Console d’orgue et orgues consolantes

À l’intérieur, l’église est si lumineusement restaurée qu’on croirait à un original médiéval flambant neuf qui a miraculeusement traversé les âges sans la noirceur du temps. Et là, face au chœur, comme un
insolite papillon géant par ses dimensions, pour l’envol de la musique, une aile courbe immense posée à même le transept, la nef transversale spacieuse, cet étrange vaisseau spatial : une console d’orgue descendue de ses hauteurs, mais électronique, avec voyants lumineux, cinq claviers, ponctués de constellations de boutons des tirants de jeux, une myriade de combinaisons sonores possibles, infini arc-en-ciel de couleurs, de nuances… De là, de ses doigts, avec la prestesse d’un prestidigitateur et dans un ballet virtuose des pieds sur les pédales, comme un navigateur à ses commandes, Luc Antonini, compositeur, organiste titulaire, gouverne la futaie métallique des tuyaux couronnés des pinacles gothiques des deux orgues anciens face à face sur leur haute tribune, plus un troisième latéral : la technique la plus sophistiquée du XX e siècle en complément des orgues historiques classés du XIXe, le premier et unique d’Europe doté d’une transmission électrique.
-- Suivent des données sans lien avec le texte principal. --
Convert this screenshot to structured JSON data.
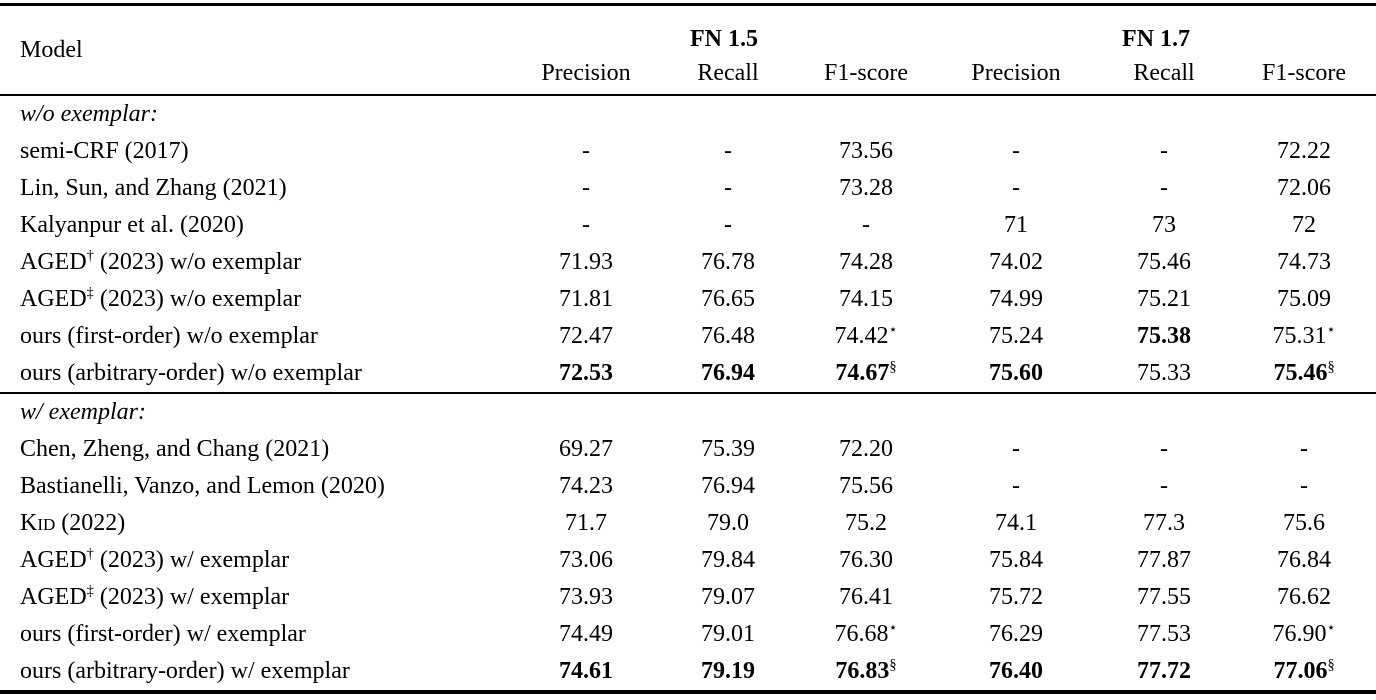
{
  "table": {
    "header": {
      "model": "Model",
      "groups": [
        {
          "label": "FN 1.5"
        },
        {
          "label": "FN 1.7"
        }
      ],
      "metrics": [
        "Precision",
        "Recall",
        "F1-score"
      ]
    },
    "sections": [
      {
        "heading": "w/o exemplar:",
        "rows": [
          {
            "label": "semi-CRF (2017)",
            "cells": [
              {
                "v": "-"
              },
              {
                "v": "-"
              },
              {
                "v": "73.56"
              },
              {
                "v": "-"
              },
              {
                "v": "-"
              },
              {
                "v": "72.22"
              }
            ]
          },
          {
            "label": "Lin, Sun, and Zhang (2021)",
            "cells": [
              {
                "v": "-"
              },
              {
                "v": "-"
              },
              {
                "v": "73.28"
              },
              {
                "v": "-"
              },
              {
                "v": "-"
              },
              {
                "v": "72.06"
              }
            ]
          },
          {
            "label": "Kalyanpur et al. (2020)",
            "cells": [
              {
                "v": "-"
              },
              {
                "v": "-"
              },
              {
                "v": "-"
              },
              {
                "v": "71"
              },
              {
                "v": "73"
              },
              {
                "v": "72"
              }
            ]
          },
          {
            "label_pre": "AGED",
            "label_sup": "†",
            "label_post": " (2023) w/o exemplar",
            "cells": [
              {
                "v": "71.93"
              },
              {
                "v": "76.78"
              },
              {
                "v": "74.28"
              },
              {
                "v": "74.02"
              },
              {
                "v": "75.46"
              },
              {
                "v": "74.73"
              }
            ]
          },
          {
            "label_pre": "AGED",
            "label_sup": "‡",
            "label_post": " (2023) w/o exemplar",
            "cells": [
              {
                "v": "71.81"
              },
              {
                "v": "76.65"
              },
              {
                "v": "74.15"
              },
              {
                "v": "74.99"
              },
              {
                "v": "75.21"
              },
              {
                "v": "75.09"
              }
            ]
          },
          {
            "label": "ours (first-order) w/o exemplar",
            "cells": [
              {
                "v": "72.47"
              },
              {
                "v": "76.48"
              },
              {
                "v": "74.42",
                "sup": "⋆"
              },
              {
                "v": "75.24"
              },
              {
                "v": "75.38",
                "bold": true
              },
              {
                "v": "75.31",
                "sup": "⋆"
              }
            ]
          },
          {
            "label": "ours (arbitrary-order) w/o exemplar",
            "cells": [
              {
                "v": "72.53",
                "bold": true
              },
              {
                "v": "76.94",
                "bold": true
              },
              {
                "v": "74.67",
                "bold": true,
                "sup": "§"
              },
              {
                "v": "75.60",
                "bold": true
              },
              {
                "v": "75.33"
              },
              {
                "v": "75.46",
                "bold": true,
                "sup": "§"
              }
            ]
          }
        ]
      },
      {
        "heading": "w/ exemplar:",
        "rows": [
          {
            "label": "Chen, Zheng, and Chang (2021)",
            "cells": [
              {
                "v": "69.27"
              },
              {
                "v": "75.39"
              },
              {
                "v": "72.20"
              },
              {
                "v": "-"
              },
              {
                "v": "-"
              },
              {
                "v": "-"
              }
            ]
          },
          {
            "label": "Bastianelli, Vanzo, and Lemon (2020)",
            "cells": [
              {
                "v": "74.23"
              },
              {
                "v": "76.94"
              },
              {
                "v": "75.56"
              },
              {
                "v": "-"
              },
              {
                "v": "-"
              },
              {
                "v": "-"
              }
            ]
          },
          {
            "label": "Kid (2022)",
            "smallcaps": true,
            "cells": [
              {
                "v": "71.7"
              },
              {
                "v": "79.0"
              },
              {
                "v": "75.2"
              },
              {
                "v": "74.1"
              },
              {
                "v": "77.3"
              },
              {
                "v": "75.6"
              }
            ]
          },
          {
            "label_pre": "AGED",
            "label_sup": "†",
            "label_post": " (2023) w/ exemplar",
            "cells": [
              {
                "v": "73.06"
              },
              {
                "v": "79.84"
              },
              {
                "v": "76.30"
              },
              {
                "v": "75.84"
              },
              {
                "v": "77.87"
              },
              {
                "v": "76.84"
              }
            ]
          },
          {
            "label_pre": "AGED",
            "label_sup": "‡",
            "label_post": " (2023) w/ exemplar",
            "cells": [
              {
                "v": "73.93"
              },
              {
                "v": "79.07"
              },
              {
                "v": "76.41"
              },
              {
                "v": "75.72"
              },
              {
                "v": "77.55"
              },
              {
                "v": "76.62"
              }
            ]
          },
          {
            "label": "ours (first-order) w/ exemplar",
            "cells": [
              {
                "v": "74.49"
              },
              {
                "v": "79.01"
              },
              {
                "v": "76.68",
                "sup": "⋆"
              },
              {
                "v": "76.29"
              },
              {
                "v": "77.53"
              },
              {
                "v": "76.90",
                "sup": "⋆"
              }
            ]
          },
          {
            "label": "ours (arbitrary-order) w/ exemplar",
            "cells": [
              {
                "v": "74.61",
                "bold": true
              },
              {
                "v": "79.19",
                "bold": true
              },
              {
                "v": "76.83",
                "bold": true,
                "sup": "§"
              },
              {
                "v": "76.40",
                "bold": true
              },
              {
                "v": "77.72",
                "bold": true
              },
              {
                "v": "77.06",
                "bold": true,
                "sup": "§"
              }
            ]
          }
        ]
      }
    ]
  }
}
Musique jouée silencieusement d’en bas, de la terre, mais retombant d’en haut comme une bienfaisante pluie musicale exauçant le jeu de l’interprète et les vœux du public, baignant une assistance béate d’émotion, sans qu’on distingue exactement d’où émane un son si célestement spatialisé, si enveloppant, consolateur. Effet prodigieux sans effectisme, toujours dans la pureté respectée de la musique, croisée d’ogive sonore entre les deux orgues face à face qui dialoguent dans la tradition antiphonale, avec les jeux d’écho, de réponse, d’appel du troisième, nappant d’un doux gazon le gazouillis serpentant du ruisseau du hautbois dans la prairie musicale.

Hautbois


En bas, dans le chœur, le modeste hautbois n’est pas affronté mais confronté amoureusement à ce qu’on croirait démesure sonore des orgues démultipliés. Entre ciel et terre, sur une console pain d’épice, adossé à une colonne, un angelot baroque de miel, assis sur un nuage de marbre, se penche dans un gracieux déhanché, pour ne rien perdre de la délicatesse des sons que Patrice Barsey, professeur et soliste, tire de son instrument : musique pour les anges, mais tellement humaine…
C’est d’abord la Sonate pour flûte et clavecin de Bach père et fils, Carl Philipp Emanuel Bach (BWV 1020/H 542. 5), sans que le programme dise la part de chacun, adaptée par nos deux interprètes pour leur instrument respectif. On est séduit, dans le premier mouvement, par le pépiement du hautbois tout proche et, en haut, par le frais friselis de feuillage argenté de l’orgue, un phrasé d’une finesse transparente de dentelle, un accord délicat entre les deux instruments, qui déroulent volutes vaporeuses et nuageuses vapeurs, se poursuivant, se répondant, échangeant les rôles, les hauteurs. Dans l’adagio, couleur ambrée du hautbois, douceur ombrée de l’orgue, jeux d’échos langoureux, d’une tendre mélancolie. L’allegro final fait voleter la voix sur un léger nappage de l’onde de l’orgue et l’on s’émerveille de l’équilibre entre ce fétu soufflé et cette masse à la soufflerie géante mais jamais écrasante.
La Gigue KV 574  pour orgue nous rappelle qu’aucun instrument ne fut jamais étranger à Mozart dont l’Adagio KV 580 pour cor « anglé » dit anglais, et cordes, adapté encore par Barsey et Antonini, nous berça du souvenir de la douceur de l’Ave verum dont il fut l’esquisse : longs déroulements et enroulements au souffle qui semble inépuisable de l’interprète dans les nuages impalpables de l’orgue.
Trop peu joué bien qu’il ait beaucoup composé, Félix-Alexandre Guilmant (1837 – 1911), organiste ami de Cavaillé-Coll, fut assurément une découverte. Son Prélude, thème, variations et final, op. 24 pour orgue impressionne par sa fracassante entrée, sa splendeur sonore, une montée en puissance où l’on sent le bonheur d’Antonini de manier cette riche palette. Le thème varié subtilement donne des effets délicieux de stéréophonie des deux orgues affrontés. Le final est éclatant, grandiose, chatoyant, rutilant de couleurs : un soleil éclatant à travers un vitrail ou sonore « explosion dans une cathédrale » comme le tableau de Monsú DesiderioSa Cantilène pastorale, op. 15 est d’une simple beauté digne de Mozart, lumineuse, sereine, un pastel délicat où le hautbois semble étinceler quand l’orgue scintille, le drape de lumière, interrogeant ou répondant dans un étagement doux en canon, des échos pleins de tendresse.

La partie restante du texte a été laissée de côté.